A classroom unlike any other
In most universities, professors begin the semester by learning their students’ names, backgrounds and academic goals. At one elite French institution, that simple routine does not apply. Professor Xavier Crettiez openly acknowledges that he often does not know who his students really are. The names they provide may not be real, and their pasts are deliberately obscured. This is not an administrative failure but a core feature of the program. Crettiez helps train France’s intelligence officers.
This unusual academic environment reflects the secrecy required in modern intelligence work. Students attend lectures, write papers and engage in debates like any other graduate cohort, yet their identities are carefully protected. The result is a space that blends higher education with national security in ways rarely seen outside government institutions.
Why spies study at a civilian university
France’s decision to train intelligence agents within a civilian academic setting is deliberate. Intelligence work today is not limited to covert operations. It increasingly involves political analysis, sociology, history, psychology and ethics. Universities provide exposure to critical thinking and debate that traditional intelligence academies often lack.
At the Sciences Po campus in Saint Germain on the outskirts of Paris, future intelligence officers study alongside scholars who analyze power, conflict and social movements. This setting forces them to confront ideas rather than follow orders. According to those familiar with the program, the goal is to produce agents who can interpret complex societies, not just gather information.
Teaching without knowing who is listening
For Professor Crettiez, teaching such students requires a careful balance. He focuses on themes like political violence, radicalization and state power, subjects that directly relate to intelligence work. Yet he avoids asking questions that could expose personal details. Discussions are framed around theory and case studies, allowing students to contribute without revealing operational experience.
Crettiez has said that he rarely knows an agent’s background when they are sent to the course. This anonymity protects both the students and the institution. It also creates a rare academic dynamic where ideas matter more than personal credentials, and authority comes from argument rather than rank.
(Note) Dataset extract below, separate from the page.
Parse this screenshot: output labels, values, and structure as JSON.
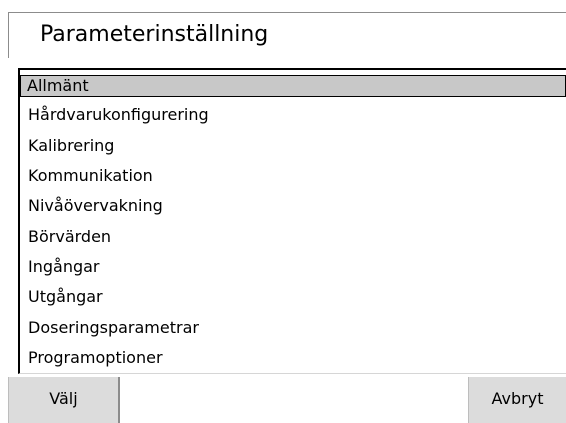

Secrecy in an open academic culture
Combining secrecy with university life presents challenges. Universities are built on openness, transparency and intellectual exchange. Intelligence agencies operate on confidentiality and compartmentalization. Bringing the two together requires strict rules and mutual trust.
Students enrolled in the program are expected to respect academic standards while maintaining operational discretion. Professors agree to limits on what they can ask or publish. The university, in turn, accepts that parts of its activity will remain invisible to the public. This arrangement reflects a broader shift in how democratic states prepare intelligence professionals.
What this model says about modern intelligence
The existence of such programs highlights how intelligence work has evolved. Spies are no longer trained solely in isolated facilities. They are educated in environments that mirror the societies they study. Understanding politics, culture and public debate has become as important as technical skills.
France’s approach suggests that future intelligence officers must think like analysts and scholars as much as operatives. Whether this model will spread to other countries remains uncertain. What is clear is that the boundary between academia and intelligence is becoming more porous, reshaping both worlds in the process.